Com relação aos efeitos específicos da pandemia, em linhas gerais, as justificativas para a elaboração da Recomendação nº 63/2020 assentaram-se nas seguintes premissas.

Primeiramente considerou-se a Declaração de Emergência em Saúde Pública e a Declaração de Pandemia da Organização Mundial da Saúde (OMS).

Em segundo lugar destacou-se a declaração de estado de calamidade pública no Brasil em virtude da pandemia, nos termos do Decreto Legislativo nº 6/2020.

Em terceiro ponderou-se que a adoção de medidas preventivas ao contágio pelo novo Coronavírus já estavam sendo adotadas em todos as unidades federativas, sobretudo com imposição de distanciamento social e restrição ao exercício de atividades econômicas reputadas não essenciais.

Lembrou-se, inclusive, que a Resolução CNJ nº 313/2020, pelos mesmos motivos, estabeleceu regime de plantão extraordinário, com suspensão do trabalho presencial e dos prazos processuais no âmbito do Poder Judiciário.

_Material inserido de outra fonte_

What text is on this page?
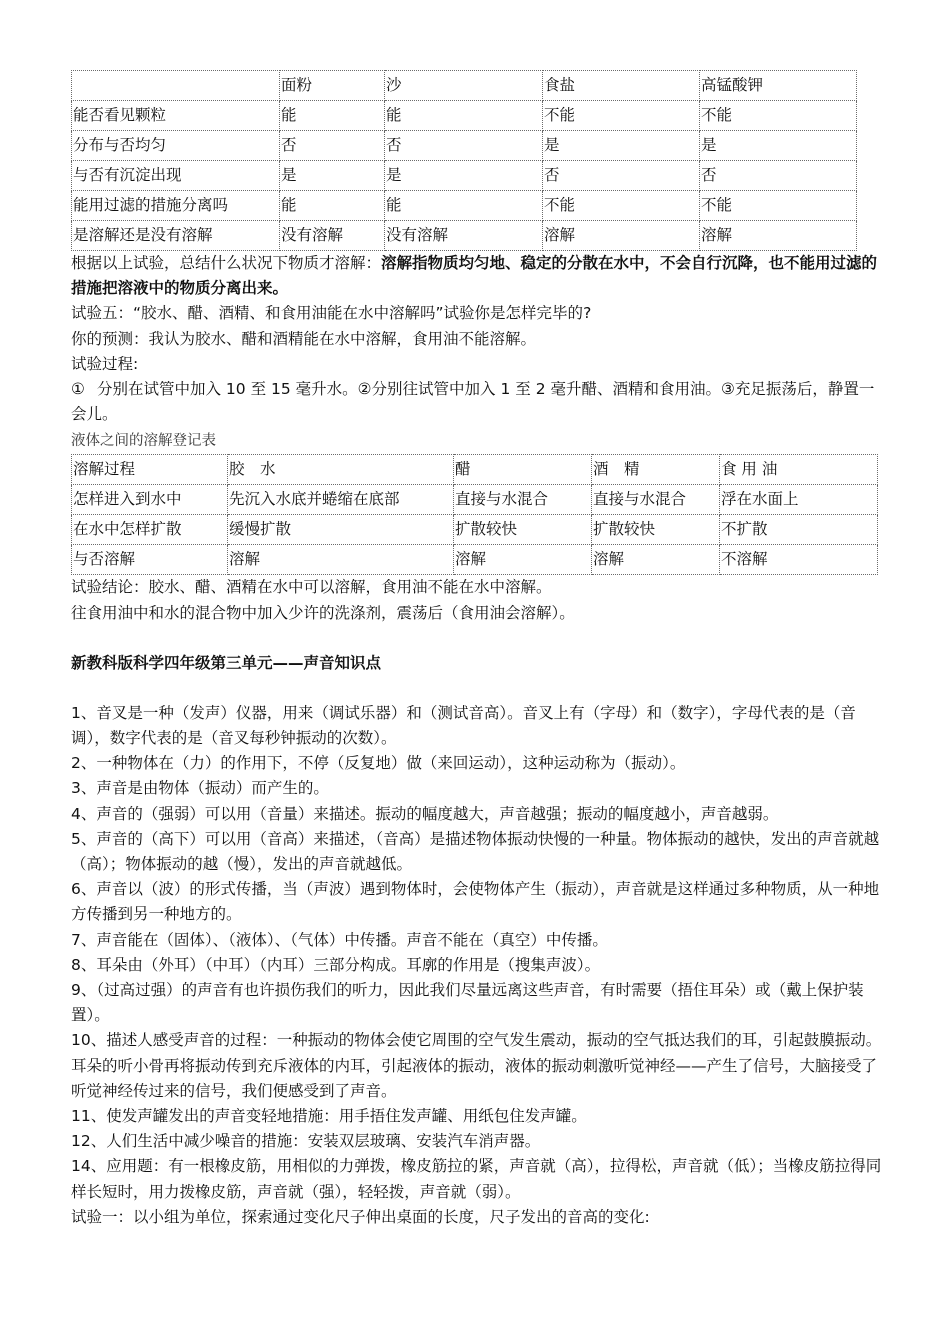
	面粉	沙	食盐	高锰酸钾
能否看见颗粒	能	能	不能	不能
分布与否均匀	否	否	是	是
与否有沉淀出现	是	是	否	否
能用过滤的措施分离吗	能	能	不能	不能
是溶解还是没有溶解	没有溶解	没有溶解	溶解	溶解

根据以上试验，总结什么状况下物质才溶解：溶解指物质均匀地、稳定的分散在水中，不会自行沉降，也不能用过滤的措施把溶液中的物质分离出来。

试验五：“胶水、醋、酒精、和食用油能在水中溶解吗”试验你是怎样完毕的?

你的预测：我认为胶水、醋和酒精能在水中溶解，食用油不能溶解。

试验过程:

① 分别在试管中加入 10 至 15 毫升水。②分别往试管中加入 1 至 2 毫升醋、酒精和食用油。③充足振荡后，静置一会儿。

液体之间的溶解登记表

溶解过程	胶　水	醋	酒　精	食 用 油
怎样进入到水中	先沉入水底并蜷缩在底部	直接与水混合	直接与水混合	浮在水面上
在水中怎样扩散	缓慢扩散	扩散较快	扩散较快	不扩散
与否溶解	溶解	溶解	溶解	不溶解

试验结论：胶水、醋、酒精在水中可以溶解，食用油不能在水中溶解。

往食用油中和水的混合物中加入少许的洗涤剂，震荡后（食用油会溶解）。

新教科版科学四年级第三单元——声音知识点

1、音叉是一种（发声）仪器，用来（调试乐器）和（测试音高）。音叉上有（字母）和（数字），字母代表的是（音调），数字代表的是（音叉每秒钟振动的次数）。

2、一种物体在（力）的作用下，不停（反复地）做（来回运动），这种运动称为（振动）。

3、声音是由物体（振动）而产生的。

4、声音的（强弱）可以用（音量）来描述。振动的幅度越大，声音越强；振动的幅度越小，声音越弱。

5、声音的（高下）可以用（音高）来描述，（音高）是描述物体振动快慢的一种量。物体振动的越快，发出的声音就越（高）；物体振动的越（慢），发出的声音就越低。

6、声音以（波）的形式传播，当（声波）遇到物体时，会使物体产生（振动），声音就是这样通过多种物质，从一种地方传播到另一种地方的。

7、声音能在（固体）、（液体）、（气体）中传播。声音不能在（真空）中传播。

8、耳朵由（外耳）（中耳）（内耳）三部分构成。耳廓的作用是（搜集声波）。

9、（过高过强）的声音有也许损伤我们的听力，因此我们尽量远离这些声音，有时需要（捂住耳朵）或（戴上保护装置）。

10、描述人感受声音的过程：一种振动的物体会使它周围的空气发生震动，振动的空气抵达我们的耳，引起鼓膜振动。耳朵的听小骨再将振动传到充斥液体的内耳，引起液体的振动，液体的振动刺激听觉神经——产生了信号，大脑接受了听觉神经传过来的信号，我们便感受到了声音。

11、使发声罐发出的声音变轻地措施：用手捂住发声罐、用纸包住发声罐。

12、人们生活中减少噪音的措施：安装双层玻璃、安装汽车消声器。

14、应用题：有一根橡皮筋，用相似的力弹拨，橡皮筋拉的紧，声音就（高），拉得松，声音就（低）；当橡皮筋拉得同样长短时，用力拨橡皮筋，声音就（强），轻轻拨，声音就（弱）。

试验一：以小组为单位，探索通过变化尺子伸出桌面的长度，尺子发出的音高的变化:
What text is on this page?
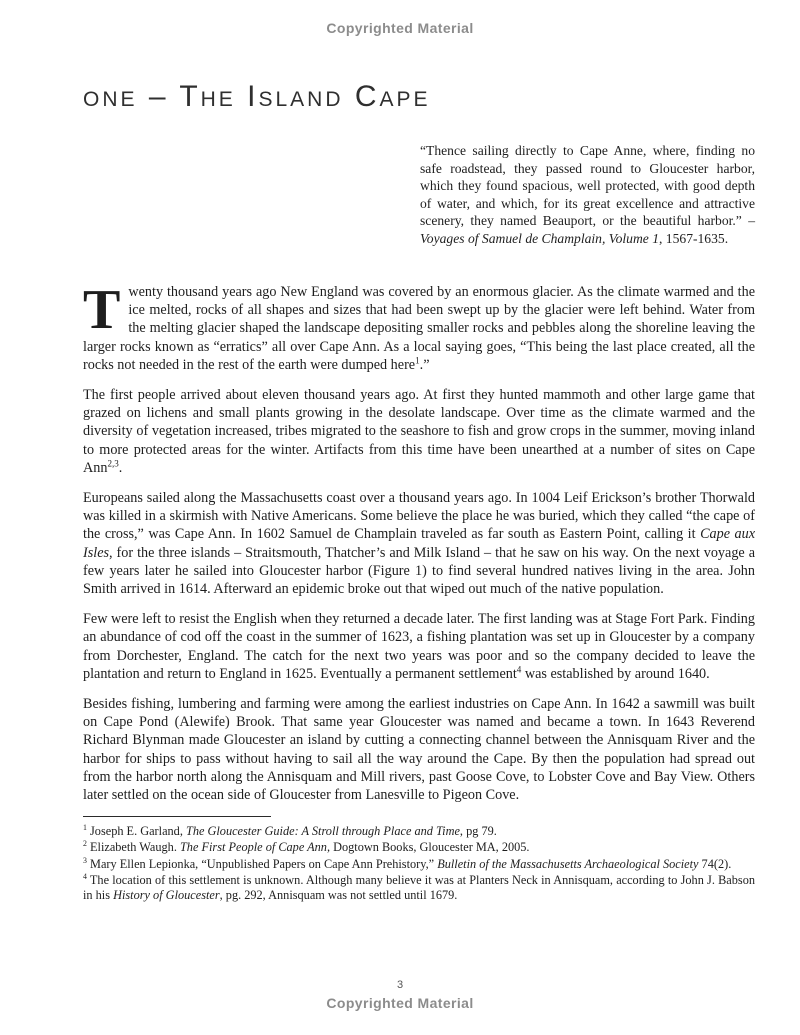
Copyrighted Material
one – The Island Cape
“Thence sailing directly to Cape Anne, where, finding no safe roadstead, they passed round to Gloucester harbor, which they found spacious, well protected, with good depth of water, and which, for its great excellence and attractive scenery, they named Beauport, or the beautiful harbor.” – Voyages of Samuel de Champlain, Volume 1, 1567-1635.

Twenty thousand years ago New England was covered by an enormous glacier. As the climate warmed and the ice melted, rocks of all shapes and sizes that had been swept up by the glacier were left behind. Water from the melting glacier shaped the landscape depositing smaller rocks and pebbles along the shoreline leaving the larger rocks known as “erratics” all over Cape Ann. As a local saying goes, “This being the last place created, all the rocks not needed in the rest of the earth were dumped here$^1$.”

The first people arrived about eleven thousand years ago. At first they hunted mammoth and other large game that grazed on lichens and small plants growing in the desolate landscape. Over time as the climate warmed and the diversity of vegetation increased, tribes migrated to the seashore to fish and grow crops in the summer, moving inland to more protected areas for the winter. Artifacts from this time have been unearthed at a number of sites on Cape Ann$^{2,3}$.

Europeans sailed along the Massachusetts coast over a thousand years ago. In 1004 Leif Erickson’s brother Thorwald was killed in a skirmish with Native Americans. Some believe the place he was buried, which they called “the cape of the cross,” was Cape Ann. In 1602 Samuel de Champlain traveled as far south as Eastern Point, calling it Cape aux Isles, for the three islands – Straitsmouth, Thatcher’s and Milk Island – that he saw on his way. On the next voyage a few years later he sailed into Gloucester harbor (Figure 1) to find several hundred natives living in the area. John Smith arrived in 1614. Afterward an epidemic broke out that wiped out much of the native population.

Few were left to resist the English when they returned a decade later. The first landing was at Stage Fort Park. Finding an abundance of cod off the coast in the summer of 1623, a fishing plantation was set up in Gloucester by a company from Dorchester, England. The catch for the next two years was poor and so the company decided to leave the plantation and return to England in 1625. Eventually a permanent settlement$^4$ was established by around 1640.

Besides fishing, lumbering and farming were among the earliest industries on Cape Ann. In 1642 a sawmill was built on Cape Pond (Alewife) Brook. That same year Gloucester was named and became a town. In 1643 Reverend Richard Blynman made Gloucester an island by cutting a connecting channel between the Annisquam River and the harbor for ships to pass without having to sail all the way around the Cape. By then the population had spread out from the harbor north along the Annisquam and Mill rivers, past Goose Cove, to Lobster Cove and Bay View. Others later settled on the ocean side of Gloucester from Lanesville to Pigeon Cove.

$^1$ Joseph E. Garland, The Gloucester Guide: A Stroll through Place and Time, pg 79.

$^2$ Elizabeth Waugh. The First People of Cape Ann, Dogtown Books, Gloucester MA, 2005.

$^3$ Mary Ellen Lepionka, “Unpublished Papers on Cape Ann Prehistory,” Bulletin of the Massachusetts Archaeological Society 74(2).

$^4$ The location of this settlement is unknown. Although many believe it was at Planters Neck in Annisquam, according to John J. Babson in his History of Gloucester, pg. 292, Annisquam was not settled until 1679.

3
Copyrighted Material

Por fim, salientou-se que as medidas sanitárias restritivas poderiam ocasionar impactos significativos às atividades econômicas e empresariais.

À vista dessas considerações, o Conselho Nacional de Justiça, estabeleceu recomendações aos magistrados com competência no âmbito da recuperação empresarial e falência destinadas a mitigação dos impactos causados pela pandemia do Covid-19.

Dentre as disposições da Recomendação nº 63/2020 destacam-se as seguintes.

Em primeiro lugar, para diminuição dos efeitos negativos provocados pela pandemia, salientou-se que os juízes devem conferir prioridade ao enfrentamento de questões que envolvam levantamento de valores em favor de empresários submetidos à recuperação empresarial, com a correspondente expedição de Mandado de Levantamento Eletrônico.

Trata-se de medida importante para garantir, entre outros, o desempenho da função socioeconômica das empresas, a preservação de empregos, a produção e circulação de produtos e serviços, a distribuição de renda e a arrecadação de tributos.

No mesmo sentido, para contribuir com as medidas de isolamento social, recomendou-se a suspensão da realização de Assembleias Gerais de Credores presenciais.

De todo modo, o Conselho Nacional reconheceu que, se houver urgência na realização da Assembleia Geral de Credores, entre outros motivos, para deliberar sobre continuidade das atividades empresariais ou para discutir pagamentos a credores, é adequado que se faça uma Assembleia Geral virtual.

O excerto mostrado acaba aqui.